Bolognetti: Intanto lasciami ricordare che, secondo un rapporto dell’Unicef, l’Italia è tra i paesi con un altissimo tasso di povertà infantile. Nel rapporto citato si sottolinea che “il 17% della popolazione minorile, pari a 1.750.000 minori, vive sotto la soglia di povertà” e che “l’Italia compare al 23° posto (su 29) nell’area OCSE per quanto riguarda il benessere materiale” dei bambini.
Francamente non so se il nostro rapporto con quelli che definiamo animali domestici nasca da un bisogno di genitorialità insoddisfatto; devo dire che la cosa mi convince poco.
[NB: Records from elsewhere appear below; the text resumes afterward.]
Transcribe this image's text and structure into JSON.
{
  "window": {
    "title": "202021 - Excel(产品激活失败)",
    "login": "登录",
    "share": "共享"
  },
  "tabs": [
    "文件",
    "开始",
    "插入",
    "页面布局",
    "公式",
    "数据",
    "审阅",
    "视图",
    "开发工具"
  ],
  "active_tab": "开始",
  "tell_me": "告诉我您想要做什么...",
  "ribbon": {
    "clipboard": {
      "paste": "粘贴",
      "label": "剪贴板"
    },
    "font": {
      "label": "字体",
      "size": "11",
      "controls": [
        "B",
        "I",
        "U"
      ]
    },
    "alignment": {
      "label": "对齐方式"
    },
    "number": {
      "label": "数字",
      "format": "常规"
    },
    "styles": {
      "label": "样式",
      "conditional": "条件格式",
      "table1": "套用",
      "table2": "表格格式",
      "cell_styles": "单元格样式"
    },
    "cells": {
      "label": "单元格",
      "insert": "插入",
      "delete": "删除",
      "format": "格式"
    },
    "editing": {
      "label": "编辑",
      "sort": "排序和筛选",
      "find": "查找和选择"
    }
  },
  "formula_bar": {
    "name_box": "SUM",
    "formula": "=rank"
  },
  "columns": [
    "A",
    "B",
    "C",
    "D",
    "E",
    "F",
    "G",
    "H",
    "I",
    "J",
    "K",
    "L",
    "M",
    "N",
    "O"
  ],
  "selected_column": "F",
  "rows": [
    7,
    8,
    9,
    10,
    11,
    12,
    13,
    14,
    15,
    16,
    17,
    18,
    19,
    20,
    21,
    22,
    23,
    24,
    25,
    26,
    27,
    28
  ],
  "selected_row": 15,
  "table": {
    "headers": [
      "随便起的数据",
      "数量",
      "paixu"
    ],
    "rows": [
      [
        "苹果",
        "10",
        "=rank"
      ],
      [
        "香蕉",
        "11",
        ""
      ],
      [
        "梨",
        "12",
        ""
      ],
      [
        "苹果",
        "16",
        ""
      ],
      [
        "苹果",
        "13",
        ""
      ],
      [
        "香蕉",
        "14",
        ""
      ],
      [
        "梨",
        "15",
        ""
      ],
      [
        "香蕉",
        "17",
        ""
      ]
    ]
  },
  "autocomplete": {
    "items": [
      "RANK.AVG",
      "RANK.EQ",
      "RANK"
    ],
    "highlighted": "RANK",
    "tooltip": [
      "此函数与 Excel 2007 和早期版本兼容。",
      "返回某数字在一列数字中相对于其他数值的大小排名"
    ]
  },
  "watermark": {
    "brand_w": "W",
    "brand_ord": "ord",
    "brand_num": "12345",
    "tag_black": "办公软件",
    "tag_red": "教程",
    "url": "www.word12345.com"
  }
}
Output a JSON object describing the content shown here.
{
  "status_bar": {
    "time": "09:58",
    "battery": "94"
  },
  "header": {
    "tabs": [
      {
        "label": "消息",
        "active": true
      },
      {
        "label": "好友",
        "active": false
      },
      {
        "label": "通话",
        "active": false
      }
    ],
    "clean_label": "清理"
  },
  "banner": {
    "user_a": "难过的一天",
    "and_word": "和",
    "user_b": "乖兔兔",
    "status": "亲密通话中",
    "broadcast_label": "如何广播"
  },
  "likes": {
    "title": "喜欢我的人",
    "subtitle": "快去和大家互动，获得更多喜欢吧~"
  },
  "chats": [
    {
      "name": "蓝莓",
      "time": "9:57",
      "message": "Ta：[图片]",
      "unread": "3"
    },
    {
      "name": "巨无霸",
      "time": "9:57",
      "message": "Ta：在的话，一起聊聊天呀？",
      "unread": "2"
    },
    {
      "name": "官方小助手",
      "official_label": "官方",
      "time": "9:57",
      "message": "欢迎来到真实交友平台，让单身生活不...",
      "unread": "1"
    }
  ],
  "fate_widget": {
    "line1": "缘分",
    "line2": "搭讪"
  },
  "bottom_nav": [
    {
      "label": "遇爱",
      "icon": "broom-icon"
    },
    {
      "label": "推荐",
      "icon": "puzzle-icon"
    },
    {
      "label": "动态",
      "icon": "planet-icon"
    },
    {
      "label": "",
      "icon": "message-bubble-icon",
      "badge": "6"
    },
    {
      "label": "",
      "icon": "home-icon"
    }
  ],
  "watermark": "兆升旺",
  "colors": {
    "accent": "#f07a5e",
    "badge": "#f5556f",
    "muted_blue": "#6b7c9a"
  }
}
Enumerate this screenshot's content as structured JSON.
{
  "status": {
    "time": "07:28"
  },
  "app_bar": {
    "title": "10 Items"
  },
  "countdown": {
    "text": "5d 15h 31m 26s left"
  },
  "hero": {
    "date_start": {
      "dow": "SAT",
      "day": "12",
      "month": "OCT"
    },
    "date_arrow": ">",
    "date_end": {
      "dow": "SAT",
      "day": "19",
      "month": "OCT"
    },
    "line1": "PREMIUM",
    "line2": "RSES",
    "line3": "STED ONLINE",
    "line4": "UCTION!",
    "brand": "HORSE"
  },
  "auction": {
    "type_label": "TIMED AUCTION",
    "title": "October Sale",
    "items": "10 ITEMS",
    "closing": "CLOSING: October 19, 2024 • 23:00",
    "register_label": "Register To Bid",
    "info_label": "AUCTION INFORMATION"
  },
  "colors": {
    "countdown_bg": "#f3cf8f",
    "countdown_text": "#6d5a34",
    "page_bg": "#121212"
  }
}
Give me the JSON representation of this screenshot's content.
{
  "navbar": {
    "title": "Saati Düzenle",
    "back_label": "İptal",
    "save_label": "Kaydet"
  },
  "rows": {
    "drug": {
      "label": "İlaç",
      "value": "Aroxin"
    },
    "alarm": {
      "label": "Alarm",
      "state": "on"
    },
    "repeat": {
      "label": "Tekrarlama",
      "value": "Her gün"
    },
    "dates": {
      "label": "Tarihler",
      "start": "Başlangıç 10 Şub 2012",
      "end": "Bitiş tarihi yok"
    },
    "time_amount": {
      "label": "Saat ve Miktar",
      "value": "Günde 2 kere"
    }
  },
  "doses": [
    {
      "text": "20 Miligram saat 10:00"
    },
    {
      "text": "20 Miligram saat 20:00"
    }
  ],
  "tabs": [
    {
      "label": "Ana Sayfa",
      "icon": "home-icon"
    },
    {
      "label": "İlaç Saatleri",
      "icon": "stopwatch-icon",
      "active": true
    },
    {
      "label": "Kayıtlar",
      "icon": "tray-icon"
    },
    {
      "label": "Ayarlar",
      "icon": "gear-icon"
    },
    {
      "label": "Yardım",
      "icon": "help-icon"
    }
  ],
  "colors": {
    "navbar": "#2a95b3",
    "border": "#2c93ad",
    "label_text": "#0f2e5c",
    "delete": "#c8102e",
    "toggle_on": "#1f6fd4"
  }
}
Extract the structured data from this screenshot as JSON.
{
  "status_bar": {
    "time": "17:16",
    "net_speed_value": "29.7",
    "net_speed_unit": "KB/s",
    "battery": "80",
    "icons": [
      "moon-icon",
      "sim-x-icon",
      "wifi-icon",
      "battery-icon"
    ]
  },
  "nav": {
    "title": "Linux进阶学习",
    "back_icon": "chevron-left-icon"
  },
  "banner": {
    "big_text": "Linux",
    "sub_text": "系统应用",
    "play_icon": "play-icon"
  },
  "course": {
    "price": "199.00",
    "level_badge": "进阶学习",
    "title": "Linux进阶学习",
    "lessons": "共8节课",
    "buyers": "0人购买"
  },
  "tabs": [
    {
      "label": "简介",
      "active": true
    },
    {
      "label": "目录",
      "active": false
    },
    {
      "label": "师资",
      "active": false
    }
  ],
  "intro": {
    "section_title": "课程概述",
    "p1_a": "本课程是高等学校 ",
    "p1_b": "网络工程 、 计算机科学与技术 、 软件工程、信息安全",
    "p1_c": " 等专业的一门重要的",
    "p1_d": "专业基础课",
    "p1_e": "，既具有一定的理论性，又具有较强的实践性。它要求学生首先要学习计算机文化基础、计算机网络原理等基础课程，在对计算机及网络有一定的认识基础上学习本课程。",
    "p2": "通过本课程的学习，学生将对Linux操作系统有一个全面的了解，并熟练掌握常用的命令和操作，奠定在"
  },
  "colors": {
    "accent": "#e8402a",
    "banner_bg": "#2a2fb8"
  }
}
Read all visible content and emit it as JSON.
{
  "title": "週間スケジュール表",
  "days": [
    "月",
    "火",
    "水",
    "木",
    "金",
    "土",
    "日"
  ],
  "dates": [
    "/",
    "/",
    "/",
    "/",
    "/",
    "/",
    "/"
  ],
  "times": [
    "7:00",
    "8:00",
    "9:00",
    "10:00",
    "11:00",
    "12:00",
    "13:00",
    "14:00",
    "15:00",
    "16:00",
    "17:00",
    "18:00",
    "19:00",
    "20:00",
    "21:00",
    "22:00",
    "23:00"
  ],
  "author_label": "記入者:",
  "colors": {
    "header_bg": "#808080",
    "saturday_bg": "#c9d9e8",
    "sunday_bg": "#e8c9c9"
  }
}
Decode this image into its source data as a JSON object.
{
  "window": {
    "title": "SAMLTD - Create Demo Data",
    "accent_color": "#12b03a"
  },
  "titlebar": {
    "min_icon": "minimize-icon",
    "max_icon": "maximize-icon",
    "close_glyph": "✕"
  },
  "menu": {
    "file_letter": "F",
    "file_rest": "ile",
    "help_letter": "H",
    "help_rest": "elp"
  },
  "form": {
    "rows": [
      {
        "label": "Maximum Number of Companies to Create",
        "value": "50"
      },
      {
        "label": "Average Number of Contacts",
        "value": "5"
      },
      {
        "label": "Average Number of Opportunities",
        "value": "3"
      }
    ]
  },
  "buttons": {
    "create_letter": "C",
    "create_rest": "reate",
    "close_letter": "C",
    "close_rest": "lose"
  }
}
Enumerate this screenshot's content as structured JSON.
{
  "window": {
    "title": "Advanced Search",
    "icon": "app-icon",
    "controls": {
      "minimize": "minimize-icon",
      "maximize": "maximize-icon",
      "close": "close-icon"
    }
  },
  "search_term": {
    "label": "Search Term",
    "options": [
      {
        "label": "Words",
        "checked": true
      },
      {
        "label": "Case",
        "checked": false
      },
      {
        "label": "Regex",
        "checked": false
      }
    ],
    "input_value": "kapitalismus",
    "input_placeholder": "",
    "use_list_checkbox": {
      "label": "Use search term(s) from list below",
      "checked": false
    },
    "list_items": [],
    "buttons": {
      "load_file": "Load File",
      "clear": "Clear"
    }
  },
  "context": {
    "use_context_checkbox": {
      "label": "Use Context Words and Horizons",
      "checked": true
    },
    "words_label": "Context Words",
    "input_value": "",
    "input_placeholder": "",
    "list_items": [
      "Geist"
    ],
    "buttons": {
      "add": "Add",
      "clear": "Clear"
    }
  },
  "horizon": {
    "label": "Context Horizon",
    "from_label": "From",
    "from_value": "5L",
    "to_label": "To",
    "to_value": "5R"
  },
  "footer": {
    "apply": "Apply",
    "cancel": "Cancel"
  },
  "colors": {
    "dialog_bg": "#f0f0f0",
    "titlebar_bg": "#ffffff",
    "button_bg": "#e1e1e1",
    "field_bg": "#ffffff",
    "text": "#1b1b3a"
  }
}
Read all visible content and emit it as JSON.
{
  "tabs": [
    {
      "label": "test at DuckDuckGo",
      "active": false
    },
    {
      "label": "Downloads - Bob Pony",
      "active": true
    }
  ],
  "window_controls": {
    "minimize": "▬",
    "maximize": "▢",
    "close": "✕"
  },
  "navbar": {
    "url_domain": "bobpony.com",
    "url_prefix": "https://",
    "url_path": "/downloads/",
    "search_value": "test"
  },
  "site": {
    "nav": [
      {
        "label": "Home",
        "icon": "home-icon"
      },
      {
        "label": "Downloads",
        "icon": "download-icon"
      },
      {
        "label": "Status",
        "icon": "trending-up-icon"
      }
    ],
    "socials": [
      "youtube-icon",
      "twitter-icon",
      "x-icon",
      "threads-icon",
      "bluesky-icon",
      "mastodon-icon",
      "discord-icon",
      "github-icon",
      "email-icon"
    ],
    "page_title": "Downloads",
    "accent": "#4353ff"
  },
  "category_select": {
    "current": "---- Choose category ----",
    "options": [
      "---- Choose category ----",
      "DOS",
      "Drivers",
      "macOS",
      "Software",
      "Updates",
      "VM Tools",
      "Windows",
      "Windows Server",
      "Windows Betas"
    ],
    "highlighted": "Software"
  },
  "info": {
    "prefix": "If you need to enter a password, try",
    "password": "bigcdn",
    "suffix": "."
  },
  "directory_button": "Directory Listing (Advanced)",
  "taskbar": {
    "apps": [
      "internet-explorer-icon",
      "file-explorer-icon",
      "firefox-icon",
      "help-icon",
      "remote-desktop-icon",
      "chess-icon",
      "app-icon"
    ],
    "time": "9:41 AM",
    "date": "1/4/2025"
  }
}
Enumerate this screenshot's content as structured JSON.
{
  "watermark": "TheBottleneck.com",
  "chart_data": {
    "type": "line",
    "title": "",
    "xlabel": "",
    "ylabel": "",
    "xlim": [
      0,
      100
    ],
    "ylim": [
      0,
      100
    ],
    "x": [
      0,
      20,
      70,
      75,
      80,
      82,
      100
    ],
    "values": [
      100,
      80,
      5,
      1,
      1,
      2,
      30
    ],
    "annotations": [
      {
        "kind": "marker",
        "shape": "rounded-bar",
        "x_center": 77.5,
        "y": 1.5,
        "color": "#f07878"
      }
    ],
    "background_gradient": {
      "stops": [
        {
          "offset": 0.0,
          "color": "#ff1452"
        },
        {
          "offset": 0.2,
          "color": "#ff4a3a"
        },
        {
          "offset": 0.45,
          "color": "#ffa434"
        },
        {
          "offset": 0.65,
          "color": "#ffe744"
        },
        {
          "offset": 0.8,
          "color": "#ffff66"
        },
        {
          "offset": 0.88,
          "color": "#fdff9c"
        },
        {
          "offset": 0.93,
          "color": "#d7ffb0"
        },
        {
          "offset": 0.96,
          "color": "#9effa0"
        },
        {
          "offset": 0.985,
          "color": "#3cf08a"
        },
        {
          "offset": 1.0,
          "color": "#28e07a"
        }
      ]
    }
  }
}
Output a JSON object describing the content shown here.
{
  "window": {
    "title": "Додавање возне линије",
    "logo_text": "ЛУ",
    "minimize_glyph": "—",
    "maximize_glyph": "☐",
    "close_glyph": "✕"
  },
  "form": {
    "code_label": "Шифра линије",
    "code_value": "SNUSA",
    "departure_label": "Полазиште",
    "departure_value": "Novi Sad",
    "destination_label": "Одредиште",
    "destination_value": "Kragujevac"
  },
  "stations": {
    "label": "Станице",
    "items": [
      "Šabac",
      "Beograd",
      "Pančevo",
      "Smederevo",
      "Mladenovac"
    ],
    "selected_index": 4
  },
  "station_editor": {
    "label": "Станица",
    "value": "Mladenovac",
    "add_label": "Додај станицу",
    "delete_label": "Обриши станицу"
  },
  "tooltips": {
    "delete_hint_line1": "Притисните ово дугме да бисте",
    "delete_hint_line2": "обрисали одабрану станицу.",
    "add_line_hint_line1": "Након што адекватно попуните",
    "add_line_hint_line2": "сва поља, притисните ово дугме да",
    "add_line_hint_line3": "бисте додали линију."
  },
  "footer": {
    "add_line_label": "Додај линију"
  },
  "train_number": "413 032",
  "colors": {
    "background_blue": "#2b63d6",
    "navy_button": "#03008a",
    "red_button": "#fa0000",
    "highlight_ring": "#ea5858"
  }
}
Di certo oggi mettere al mondo un figlio significa assumersi una grande responsabilità ed è altrettanto certo che la grave crisi socio-economica non invogli a mettere al mondo figli. Questo per non dire che il nostro è un Paese che fa davvero poco per alimentare la voglia di genitorialità.
Io dico che dovremmo iniziare a familiarizzare con una bella parola: BIOFILIA. Ecco, più Biofilia e meno necrofilia, ad iniziare da una informazione necrofila.
Per me, e mi ripeto, amare un animale, del quale non mi sento padrone, ma piuttosto amico, compagno, significa connettersi con una parte animale perduta e preziosa. Vivere con un cane, con un gatto ti mette in connessione spirituale con cose perdute e sottovalutate. Vivere con un amico a quattro zampe ti fa apprezzare l’intensità di una comunicazione priva di sovrastrutture, qualcosa di liberatorio e osservarli, osservare la loro gioia di vivere, il poco che li rende felici, la loro capacità di darsi, di amare, ti fa crescere, ovviamente a patto che si crei un rapporto di vera reale empatia. Significa riscoprire una parte buona della nostra animalità.
Consentimi di chiudere questa mia risposta citando il grande filosofo e giurista lucano Francesco Mario Pagano: “La natura un patrimonio comune ha concesso agli uomini tutti, ha legato loro un’ampia eredità, la quale è questa madre terra, dal cui seno prodotti gli ha, e nel seno della quale gli ha piantati e radicati. Se tu uomo mortale, distendi la tua mano e la tua forza di là del confine, che ti segnò la natura, se occupi dei prodotti della terra tanto, che ne siano offesi gli altri esseri tuoi simili, e manchi loro l’esistenza, tu proverai il riurto loro, il tuo delitto è la invasione, il violamento dell’ordine, la tua pena è la distruzione”.